Well, I’ll probably sign that campaign, but I have serious reservations about Avaaz, which never seems to have met a NATO intervention it didn’t like. They were gung ho on bombing Libya, which was when I withdrew from their mailing list. I don’t want to think what they’ve probably been pushing for on Syria.
. . . Looking at that petition, I notice it’s addressed to the presidents of France and England. Which, OK, they’re in the EU and the pres of Myanmar is going there, but why just France and England but not, say, Spain or Italy or Holland or Ireland? Because they’re fine upstanding sub-imperialist powers with big militaries?

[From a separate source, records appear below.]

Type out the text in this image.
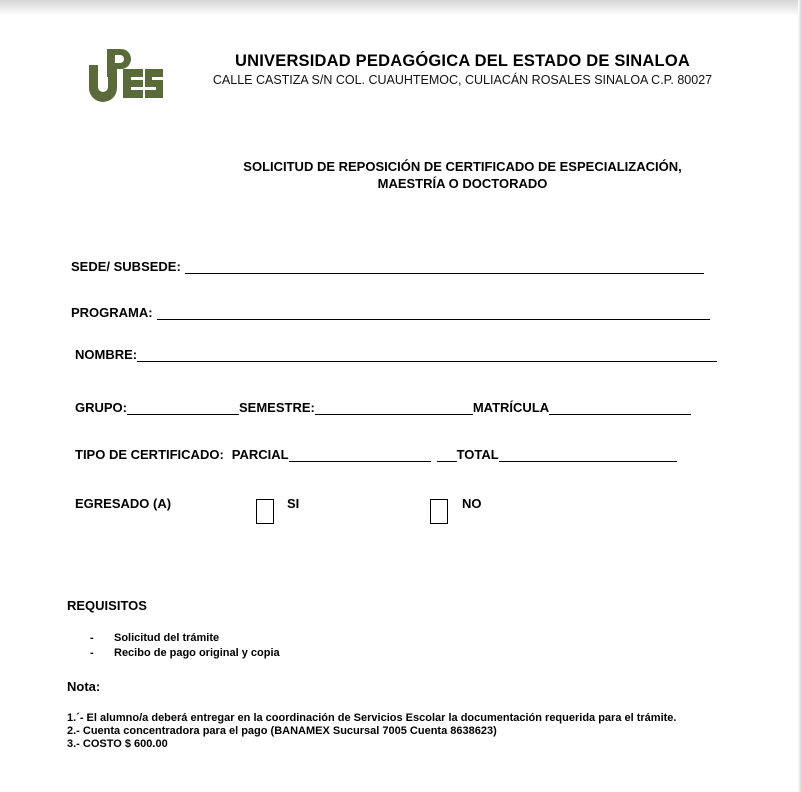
UNIVERSIDAD PEDAGÓGICA DEL ESTADO DE SINALOA
CALLE CASTIZA S/N COL. CUAUHTEMOC, CULIACÁN ROSALES SINALOA C.P. 80027
SOLICITUD DE REPOSICIÓN DE CERTIFICADO DE ESPECIALIZACIÓN,
MAESTRÍA O DOCTORADO
SEDE/ SUBSEDE:
PROGRAMA:
NOMBRE:
GRUPO:	SEMESTRE:	MATRÍCULA
TIPO DE CERTIFICADO: PARCIAL	TOTAL
EGRESADO (A)	SI	NO
REQUISITOS
- Solicitud del trámite
- Recibo de pago original y copia
Nota:
1.´- El alumno/a deberá entregar en la coordinación de Servicios Escolar la documentación requerida para el trámite.
2.- Cuenta concentradora para el pago (BANAMEX Sucursal 7005 Cuenta 8638623)
3.- COSTO $ 600.00
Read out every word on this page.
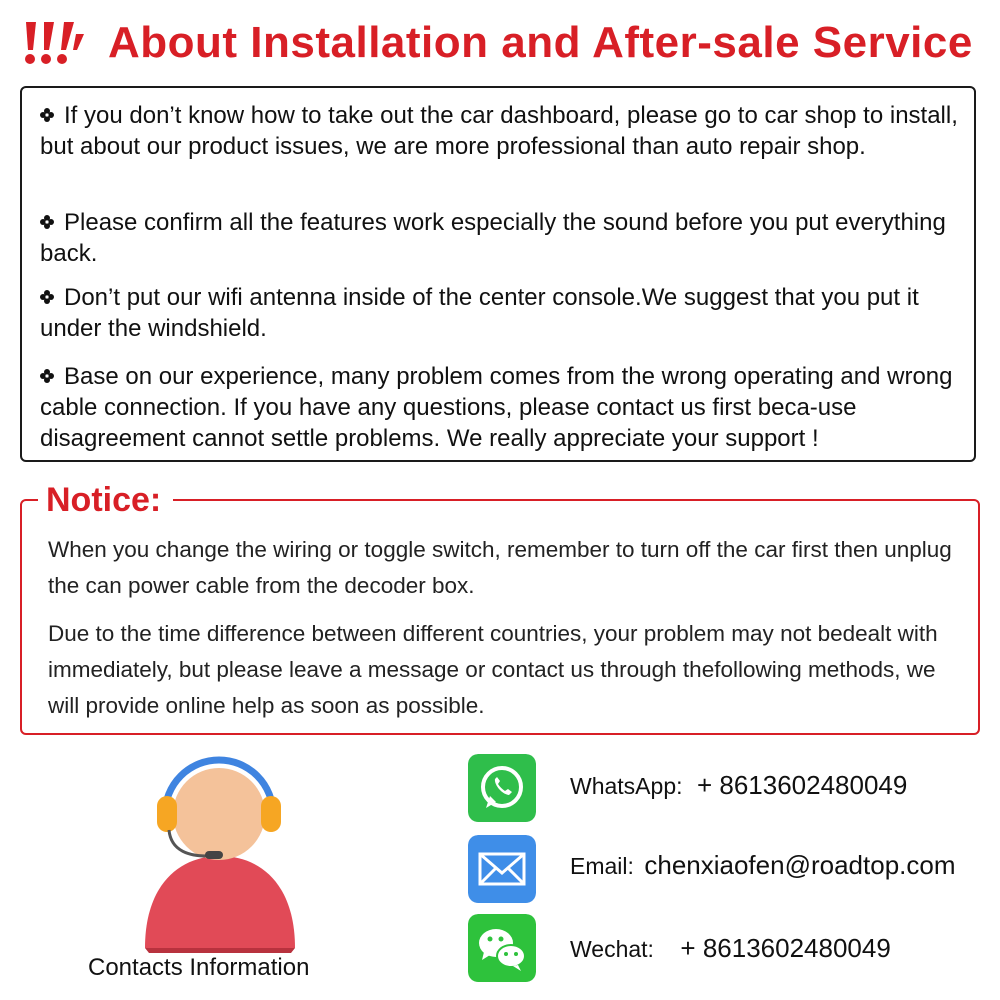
About Installation and After-sale Service
If you don’t know how to take out the car dashboard, please go to car shop to install, but about our product issues, we are more professional than auto repair shop.
Please confirm all the features work especially the sound before you put everything back.
Don’t put our wifi antenna inside of the center console.We suggest that you put it under the windshield.
Base on our experience, many problem comes from the wrong operating and wrong cable connection. If you have any questions, please contact us first beca-use disagreement cannot settle problems. We really appreciate your support !
Notice:
When you change the wiring or toggle switch, remember to turn off the car first then unplug the can power cable from the decoder box.
Due to the time difference between different countries, your problem may not bedealt with immediately, but please leave a message or contact us through thefollowing methods, we will provide online help as soon as possible.
Contacts Information
WhatsApp: + 8613602480049
Email: chenxiaofen@roadtop.com
Wechat: + 8613602480049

What might be the “all means necessary” that I’d be urging them to use? Where is the UN in all this? Lest we forget, Romeo Dallaire was a UN peacekeeper. If the UN peacekeeping mission in Rwanda had been expanded, while maintaining the UN mandate of neutrality and disinterest, that would have been useful. But if England and France, or the US say, had invaded Rwanda “to stop the violence” . . . it’s hard to imagine how it could have become worse, but they would have found a way to make it so.
Something must be done, no argument there. And, this is something, I guess. But I’m feeling uneasy about stretching to “this must be done”.
On a side note, why is this petition calling the place “Burma”? I don’t think they call themselves “Burma” these days. I think I’d be cheesed if people from there did a petition about how we’re treating First Nations and it called us “Canuckistan” or some such. Gives it a bit of a “white man’s burden” feel–who cares what the natives call themselves, right?
thanks for your thought-provoking comments.
regarding “burma,” for the longest time when the junta running that place called themselves myanmar, i refused to call it that.
an interesting observation: the federal government used to call it myanmar. now they are calling it burma, so i’m assuming the junta is ok with that.